Financial viability is one of the primary indicators of risk assessment in commercial real estate leasing. Owners want to make sure tenants can operate a successful business while paying rent on time and in full. In some cases, tenants have been known to play the system, so to speak, by jumping from one property to another to take advantage of initial leasing concessions. Financial viability includes both tracking a tenant’s leasing history as well as evaluating finances. Here are four of ways to understand your potential tenant’s financial strength.

  1. Collect documentation. Company financials can give a solid picture of tenants’ financial strength and are typically the first step in the process.
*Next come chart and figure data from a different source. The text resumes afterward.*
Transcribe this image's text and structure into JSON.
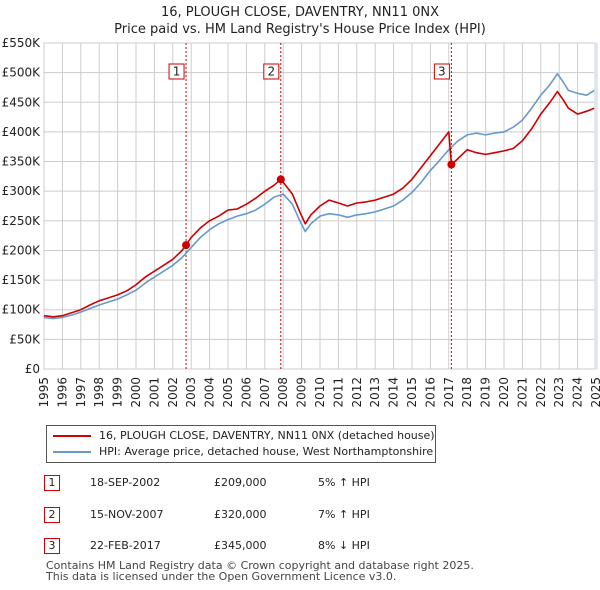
{
  "header": {
    "title_line1": "16, PLOUGH CLOSE, DAVENTRY, NN11 0NX",
    "title_line2": "Price paid vs. HM Land Registry's House Price Index (HPI)"
  },
  "colors": {
    "price_line": "#cc0000",
    "hpi_line": "#6699cc",
    "marker_line": "#cc0000",
    "shade": "#dce6f2",
    "grid": "#cccccc"
  },
  "chart_data": {
    "type": "line",
    "title": "16, PLOUGH CLOSE, DAVENTRY, NN11 0NX — Price paid vs. HM Land Registry's House Price Index (HPI)",
    "xlabel": "",
    "ylabel": "",
    "xlim": [
      1995,
      2025
    ],
    "ylim": [
      0,
      550000
    ],
    "y_ticks": [
      0,
      50000,
      100000,
      150000,
      200000,
      250000,
      300000,
      350000,
      400000,
      450000,
      500000,
      550000
    ],
    "y_tick_labels": [
      "£0",
      "£50K",
      "£100K",
      "£150K",
      "£200K",
      "£250K",
      "£300K",
      "£350K",
      "£400K",
      "£450K",
      "£500K",
      "£550K"
    ],
    "x_ticks": [
      1995,
      1996,
      1997,
      1998,
      1999,
      2000,
      2001,
      2002,
      2003,
      2004,
      2005,
      2006,
      2007,
      2008,
      2009,
      2010,
      2011,
      2012,
      2013,
      2014,
      2015,
      2016,
      2017,
      2018,
      2019,
      2020,
      2021,
      2022,
      2023,
      2024,
      2025
    ],
    "x_tick_labels": [
      "1995",
      "1996",
      "1997",
      "1998",
      "1999",
      "2000",
      "2001",
      "2002",
      "2003",
      "2004",
      "2005",
      "2006",
      "2007",
      "2008",
      "2009",
      "2010",
      "2011",
      "2012",
      "2013",
      "2014",
      "2015",
      "2016",
      "2017",
      "2018",
      "2019",
      "2020",
      "2021",
      "2022",
      "2023",
      "2024",
      "2025"
    ],
    "grid": true,
    "shaded_region": [
      2024.9,
      2025.1
    ],
    "series": [
      {
        "name": "16, PLOUGH CLOSE, DAVENTRY, NN11 0NX (detached house)",
        "color": "#cc0000",
        "x": [
          1995.0,
          1995.5,
          1996.0,
          1996.5,
          1997.0,
          1997.5,
          1998.0,
          1998.5,
          1999.0,
          1999.5,
          2000.0,
          2000.5,
          2001.0,
          2001.5,
          2002.0,
          2002.5,
          2002.72,
          2003.0,
          2003.5,
          2004.0,
          2004.5,
          2005.0,
          2005.5,
          2006.0,
          2006.5,
          2007.0,
          2007.5,
          2007.87,
          2008.0,
          2008.5,
          2008.9,
          2009.2,
          2009.5,
          2010.0,
          2010.5,
          2011.0,
          2011.5,
          2012.0,
          2012.5,
          2013.0,
          2013.5,
          2014.0,
          2014.5,
          2015.0,
          2015.5,
          2016.0,
          2016.5,
          2017.0,
          2017.14,
          2017.5,
          2018.0,
          2018.5,
          2019.0,
          2019.5,
          2020.0,
          2020.5,
          2021.0,
          2021.5,
          2022.0,
          2022.5,
          2022.9,
          2023.2,
          2023.5,
          2024.0,
          2024.5,
          2024.9
        ],
        "y": [
          90000,
          88000,
          90000,
          95000,
          100000,
          108000,
          115000,
          120000,
          125000,
          132000,
          142000,
          155000,
          165000,
          175000,
          185000,
          200000,
          209000,
          222000,
          238000,
          250000,
          258000,
          268000,
          270000,
          278000,
          288000,
          300000,
          310000,
          320000,
          315000,
          295000,
          265000,
          245000,
          260000,
          275000,
          285000,
          280000,
          275000,
          280000,
          282000,
          285000,
          290000,
          295000,
          305000,
          320000,
          340000,
          360000,
          380000,
          400000,
          345000,
          355000,
          370000,
          365000,
          362000,
          365000,
          368000,
          372000,
          385000,
          405000,
          430000,
          450000,
          468000,
          455000,
          440000,
          430000,
          435000,
          440000
        ]
      },
      {
        "name": "HPI: Average price, detached house, West Northamptonshire",
        "color": "#6699cc",
        "x": [
          1995.0,
          1995.5,
          1996.0,
          1996.5,
          1997.0,
          1997.5,
          1998.0,
          1998.5,
          1999.0,
          1999.5,
          2000.0,
          2000.5,
          2001.0,
          2001.5,
          2002.0,
          2002.5,
          2003.0,
          2003.5,
          2004.0,
          2004.5,
          2005.0,
          2005.5,
          2006.0,
          2006.5,
          2007.0,
          2007.5,
          2008.0,
          2008.5,
          2008.9,
          2009.2,
          2009.5,
          2010.0,
          2010.5,
          2011.0,
          2011.5,
          2012.0,
          2012.5,
          2013.0,
          2013.5,
          2014.0,
          2014.5,
          2015.0,
          2015.5,
          2016.0,
          2016.5,
          2017.0,
          2017.5,
          2018.0,
          2018.5,
          2019.0,
          2019.5,
          2020.0,
          2020.5,
          2021.0,
          2021.5,
          2022.0,
          2022.5,
          2022.9,
          2023.2,
          2023.5,
          2024.0,
          2024.5,
          2024.9
        ],
        "y": [
          87000,
          85000,
          87000,
          91000,
          96000,
          102000,
          108000,
          113000,
          118000,
          125000,
          133000,
          145000,
          155000,
          165000,
          175000,
          188000,
          205000,
          222000,
          235000,
          245000,
          252000,
          258000,
          262000,
          268000,
          278000,
          290000,
          295000,
          278000,
          250000,
          232000,
          245000,
          258000,
          262000,
          260000,
          256000,
          260000,
          262000,
          265000,
          270000,
          275000,
          285000,
          298000,
          315000,
          335000,
          352000,
          370000,
          385000,
          395000,
          398000,
          395000,
          398000,
          400000,
          408000,
          420000,
          440000,
          462000,
          480000,
          498000,
          485000,
          470000,
          465000,
          462000,
          470000
        ]
      }
    ],
    "transactions": [
      {
        "num": "1",
        "x": 2002.72,
        "y": 209000
      },
      {
        "num": "2",
        "x": 2007.87,
        "y": 320000
      },
      {
        "num": "3",
        "x": 2017.14,
        "y": 345000
      }
    ]
  },
  "legend": {
    "items": [
      {
        "label": "16, PLOUGH CLOSE, DAVENTRY, NN11 0NX (detached house)"
      },
      {
        "label": "HPI: Average price, detached house, West Northamptonshire"
      }
    ]
  },
  "transactions_table": [
    {
      "num": "1",
      "date": "18-SEP-2002",
      "price": "£209,000",
      "hpi": "5% ↑ HPI"
    },
    {
      "num": "2",
      "date": "15-NOV-2007",
      "price": "£320,000",
      "hpi": "7% ↑ HPI"
    },
    {
      "num": "3",
      "date": "22-FEB-2017",
      "price": "£345,000",
      "hpi": "8% ↓ HPI"
    }
  ],
  "footer": {
    "line1": "Contains HM Land Registry data © Crown copyright and database right 2025.",
    "line2": "This data is licensed under the Open Government Licence v3.0."
  }
}
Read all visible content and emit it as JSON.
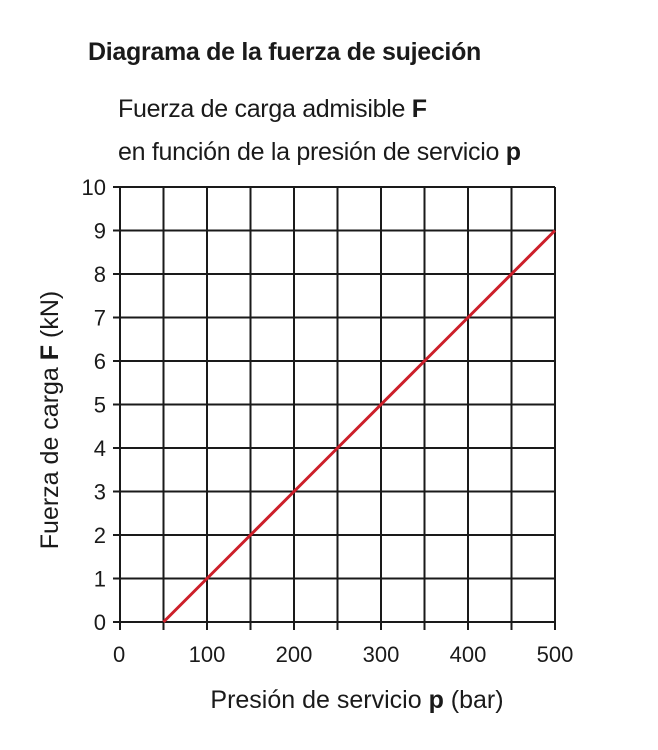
{
  "header": {
    "title": "Diagrama de la fuerza de sujeción",
    "subtitle_line1_text": "Fuerza de carga admisible ",
    "subtitle_line1_bold": "F",
    "subtitle_line2_text": "en función de la presión de servicio ",
    "subtitle_line2_bold": "p"
  },
  "colors": {
    "line": "#cc1f2a",
    "grid": "#1a1a1a",
    "text": "#1a1a1a"
  },
  "chart_data": {
    "type": "line",
    "title": "Diagrama de la fuerza de sujeción",
    "subtitle": "Fuerza de carga admisible F en función de la presión de servicio p",
    "xlabel": "Presión de servicio p (bar)",
    "xlabel_parts": [
      "Presión de servicio ",
      "p",
      " (bar)"
    ],
    "ylabel": "Fuerza de carga F (kN)",
    "ylabel_parts": [
      "Fuerza de carga ",
      "F",
      " (kN)"
    ],
    "xlim": [
      0,
      500
    ],
    "ylim": [
      0,
      10
    ],
    "xticks": [
      0,
      100,
      200,
      300,
      400,
      500
    ],
    "yticks": [
      0,
      1,
      2,
      3,
      4,
      5,
      6,
      7,
      8,
      9,
      10
    ],
    "x_grid": [
      0,
      50,
      100,
      150,
      200,
      250,
      300,
      350,
      400,
      450,
      500
    ],
    "y_grid": [
      0,
      1,
      2,
      3,
      4,
      5,
      6,
      7,
      8,
      9,
      10
    ],
    "grid": true,
    "series": [
      {
        "x": [
          50,
          100,
          150,
          200,
          250,
          300,
          350,
          400,
          450,
          500
        ],
        "y": [
          0,
          1,
          2,
          3,
          4,
          5,
          6,
          7,
          8,
          9
        ]
      }
    ]
  }
}
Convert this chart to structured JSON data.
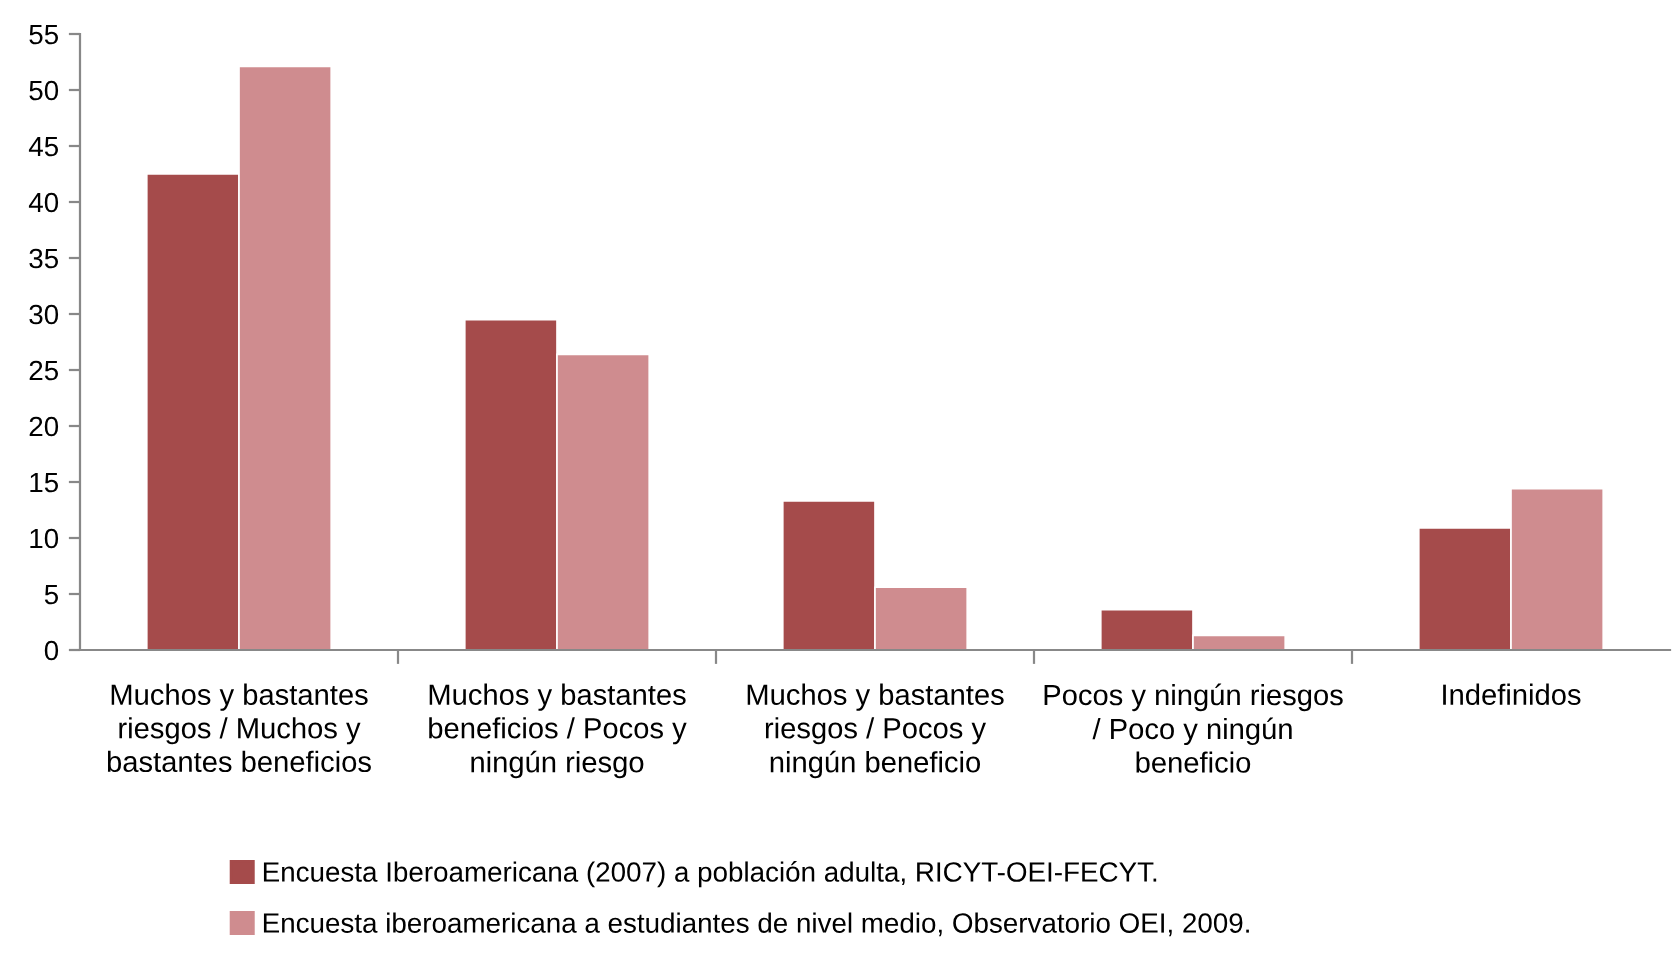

Asking a potential tenant to submit the last 2-3 years of profit/loss statements, balance sheets, and taxes, as well as a personal financial is not out of the ordinary. What combination of these documents will be necessary to substantiate a tenant’s financial history will depend on the type (S-Corp, LLC, sole proprietorship) and age (years of operation) of the business.
  2. Determine need for additional supporting documents. Startup businesses are a special breed in that most small businesses show very little if any profit for up to the first year or  two of operation. When processing a lease application for a startup business owner/potential tenant, the landlord will need to rely on personal financial statements in addition to 2-3 years tax returns of all stakeholders. Increasing the deposit amount and requiring first and last months rent may also lower a landlord’s risk in a commercial real estate lease.
  3. Analyze financial documents. Analyzing tenant financials can be an overwhelming and time consuming task. On one hand, landlords want confidence from seeing for themselves the financial viability of a potential tenant. On the other hand, it is often difficult and nearly impossible to achieve a comprehensive accurate analysis of all the data contained within tenants’ supporting documents. One helpful tool to expedite this process and ensure real-time data accuracy is to use (RE)meter’s TIL Score to analyze a tenant’s financial strength. Once the required data from tenant’s financial documents have been entered into the program, a report and tenant score is generated for landlords to measure a tenant’s financial strength.
  4. Run a credit check. In addition to having current financials to analyze, landlords will need to run credit checks on prospects to ensure accuracy of documentation of stated income, revolving credit, and debt. As The Press-Enterprise reports, “Since most small business owners are required to sign personal guarantees or have the leases written in their names, the personal FICO scores are important to a landlord, just as they are to a residential lender.”  

Missing just one piece of the prospective tenant’s financial puzzle can end up costing a landlord great loss in the end. According to Austin Tenant Advisors, landlords should know the reasons why prospective tenants are planning to move, and what motivates them, adding that psychology can often play a role in tenant stability as well. Therefore, it’s worth taking the time upfront to thoroughly understand a tenant’s financial strength.